Cloud computing has become one of the biggest technological trends in modern times. Companies are already using cloud providers to store critical data, applications, and even entire virtual machines within. Service providers are leasing out their service on a per-user subscription basis, making it too easy for any business or individual user to access these services over the internet. The main idea behind cloud storage is that end-users will have direct access to their data irrespective of where they are at any point in time. Many companies use this feature to allow their employees to work from home instead of sitting in an office all day long. In contrast, others who own IOS devices can download apps directly off the Apple app store without bothering to update them manually, thanks to iCloud.
Five Cybersecurity Strategies To Protect The Cloud
- Identify the Threats
The primary purpose of moving towards cloud-based solutions is to cut costs, but this may come at the expense of security – one that many organizations are not willing to take. While it may be all too easy to ignore or forget about cloud security amid these cost-cutting measures, organizations must understand that neglecting security can lead to severe financial and legal implications.
To ensure information remains protected when using the cloud, companies should identify their specific cybersecurity risks associated with cloud computing providers and services before implementing any solutions.
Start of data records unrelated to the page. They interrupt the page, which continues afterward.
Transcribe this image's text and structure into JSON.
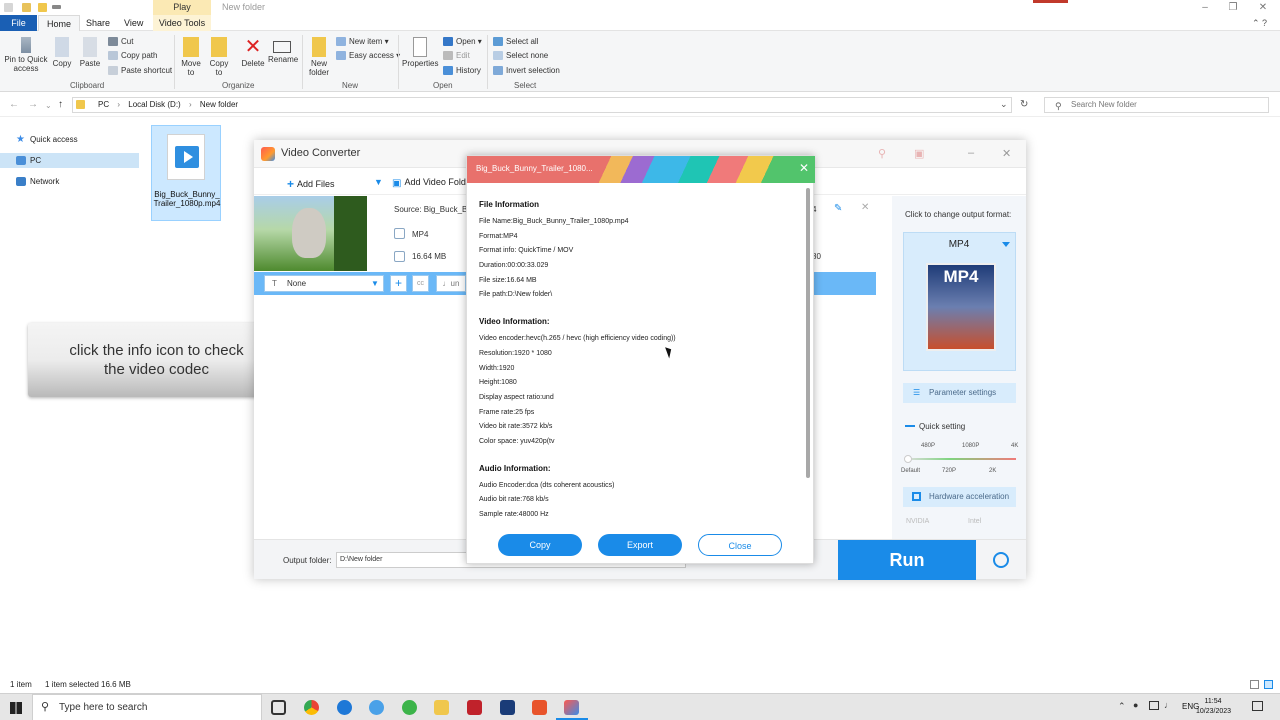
{
  "explorer": {
    "context_tab": "Play",
    "title": "New folder",
    "tabs": [
      "File",
      "Home",
      "Share",
      "View",
      "Video Tools"
    ],
    "ribbon": {
      "pin": "Pin to Quick access",
      "copy": "Copy",
      "paste": "Paste",
      "cut": "Cut",
      "copy_path": "Copy path",
      "paste_shortcut": "Paste shortcut",
      "move_to": "Move to",
      "copy_to": "Copy to",
      "delete": "Delete",
      "rename": "Rename",
      "new_folder": "New folder",
      "new_item": "New item",
      "easy_access": "Easy access",
      "properties": "Properties",
      "open": "Open",
      "edit": "Edit",
      "history": "History",
      "select_all": "Select all",
      "select_none": "Select none",
      "invert_selection": "Invert selection",
      "groups": [
        "Clipboard",
        "Organize",
        "New",
        "Open",
        "Select"
      ]
    },
    "breadcrumb": [
      "PC",
      "Local Disk (D:)",
      "New folder"
    ],
    "search_placeholder": "Search New folder",
    "nav": [
      "Quick access",
      "PC",
      "Network"
    ],
    "file_name": "Big_Buck_Bunny_Trailer_1080p.mp4",
    "status": {
      "count": "1 item",
      "selected": "1 item selected  16.6 MB"
    }
  },
  "taskbar": {
    "search_placeholder": "Type here to search",
    "lang": "ENG",
    "time": "11:54",
    "date": "10/23/2023"
  },
  "converter": {
    "title": "Video Converter",
    "add_files": "Add Files",
    "add_video_folder": "Add Video Fold",
    "source_label": "Source: Big_Buck_B",
    "format": "MP4",
    "size": "16.64 MB",
    "right_clip_1": "4",
    "right_clip_2": "80",
    "subtitle": "None",
    "audio_clip": "un",
    "output_hint": "Click to change output format:",
    "output_format": "MP4",
    "parameter_settings": "Parameter settings",
    "quick_setting": "Quick setting",
    "quality_top": [
      "480P",
      "1080P",
      "4K"
    ],
    "quality_bottom": [
      "Default",
      "720P",
      "2K"
    ],
    "hardware_acceleration": "Hardware acceleration",
    "chips": [
      "NVIDIA",
      "Intel"
    ],
    "output_folder_label": "Output folder:",
    "output_folder_value": "D:\\New folder",
    "run": "Run"
  },
  "dialog": {
    "title": "Big_Buck_Bunny_Trailer_1080...",
    "file_info_heading": "File Information",
    "file_info": [
      "File Name:Big_Buck_Bunny_Trailer_1080p.mp4",
      "Format:MP4",
      "Format info: QuickTime / MOV",
      "Duration:00:00:33.029",
      "File size:16.64 MB",
      "File path:D:\\New folder\\"
    ],
    "video_info_heading": "Video Information:",
    "video_info": [
      "Video encoder:hevc(h.265 / hevc (high efficiency video coding))",
      "Resolution:1920 * 1080",
      "Width:1920",
      "Height:1080",
      "Display aspect ratio:und",
      "Frame rate:25 fps",
      "Video bit rate:3572 kb/s",
      "Color space: yuv420p(tv"
    ],
    "audio_info_heading": "Audio Information:",
    "audio_info": [
      "Audio Encoder:dca (dts coherent acoustics)",
      "Audio bit rate:768 kb/s",
      "Sample rate:48000 Hz"
    ],
    "buttons": {
      "copy": "Copy",
      "export": "Export",
      "close": "Close"
    }
  },
  "annotation": {
    "line1": "click the info icon to check",
    "line2": "the video codec"
  },
  "colors": {
    "accent": "#1a8be8",
    "ribbon_file_tab": "#1a5fb4",
    "selection": "#cce8ff"
  }
}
This will help them establish a plan for migrating data from on-premise servers onto a public or private cloud infrastructure while being aware of all associated security issues. Companies must also have a plan in place that works to address these issues if problems arise.
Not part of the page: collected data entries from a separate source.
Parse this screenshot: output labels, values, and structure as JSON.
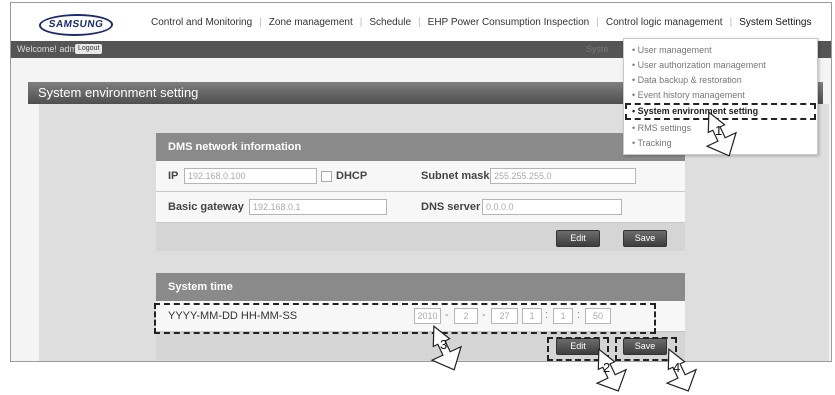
{
  "brand": {
    "logo_text": "SAMSUNG"
  },
  "nav": {
    "items": [
      "Control and Monitoring",
      "Zone management",
      "Schedule",
      "EHP Power Consumption Inspection",
      "Control logic management",
      "System Settings"
    ]
  },
  "welcome": {
    "text": "Welcome! admin,",
    "logout": "Logout",
    "right_text": "Syste"
  },
  "page": {
    "title": "System environment setting"
  },
  "network": {
    "header": "DMS network information",
    "ip_label": "IP",
    "ip_value": "192.168.0.100",
    "dhcp_label": "DHCP",
    "subnet_label": "Subnet mask",
    "subnet_value": "255.255.255.0",
    "gateway_label": "Basic gateway",
    "gateway_value": "192.168.0.1",
    "dns_label": "DNS server",
    "dns_value": "0.0.0.0",
    "edit_label": "Edit",
    "save_label": "Save"
  },
  "time": {
    "header": "System time",
    "format_label": "YYYY-MM-DD HH-MM-SS",
    "year": "2010",
    "month": "2",
    "day": "27",
    "hour": "1",
    "minute": "1",
    "second": "50",
    "dash": "-",
    "colon": ":",
    "edit_label": "Edit",
    "save_label": "Save"
  },
  "dropdown": {
    "items": [
      "• User management",
      "• User authorization management",
      "• Data backup & restoration",
      "• Event history management",
      "• System environment setting",
      "• RMS settings",
      "• Tracking"
    ]
  },
  "callouts": {
    "one": "1",
    "two": "2",
    "three": "3",
    "four": "4"
  }
}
- Plan Ahead of Deployment
As with any product or service, the best practice is planning and conducting the proper research before implementing cloud-based services. This means organizations will need to look at all associated costs and weigh them against any security risks – these could include the cost of data loss if a breach does occur and what this might mean in terms of business interruption; what type of liability they may face for failing to protect customer information; whether their contracts with providers afford them rights over their data when it comes to location, accessibility, processing timeframes, and third-party access; how they can be made aware of changes in pricing models offered by providers; where their servers are located, who has access to them and what the security measures are.
- Go Beyond Passwords
Passwords may seem like a basic form of authentication, but they alone should not secure data. Organizations must implement multifactor authentication at every point where users interact with their cloud-based platforms. This could be in addition to their password or used as an additional layer of protection when accessing sensitive information. Multifactor authentication requires more than just a username and password, adding another element that helps establish identity, such as something the user has (a smart card), something they are (a biometric identifier), or somewhere they have been (IP address geolocation).
- Keep Data Separate
By segregating different types of data within an organization, companies can help limit the scope of any breach. This means that as well as storing sensitive data such as financial information and personal details in a secure location with restricted access, it is equally important to keep this apart from other less sensitive data. With cloud computing, this could mean creating separate user accounts for those processing highly confidential information, only allowing those who need to see and access specific files to do so, and deploying network segmentation strategies throughout the company’s IT infrastructure.
- Define Your Provider’s Role
While assessing risk and security concerns associated with moving towards a cloud-based solution, organizations must define their provider’s role in maintaining confidentiality, integrity, and data availability. This will help them understand what level of responsibility the provider has for protecting their data and how liability will be divided in the event of a breach. This is especially important when considering whether to use a public or private cloud environment with different levels of security on offer.
The goal is to arm you with enough information to make informed decisions on what to protect and how best to secure it.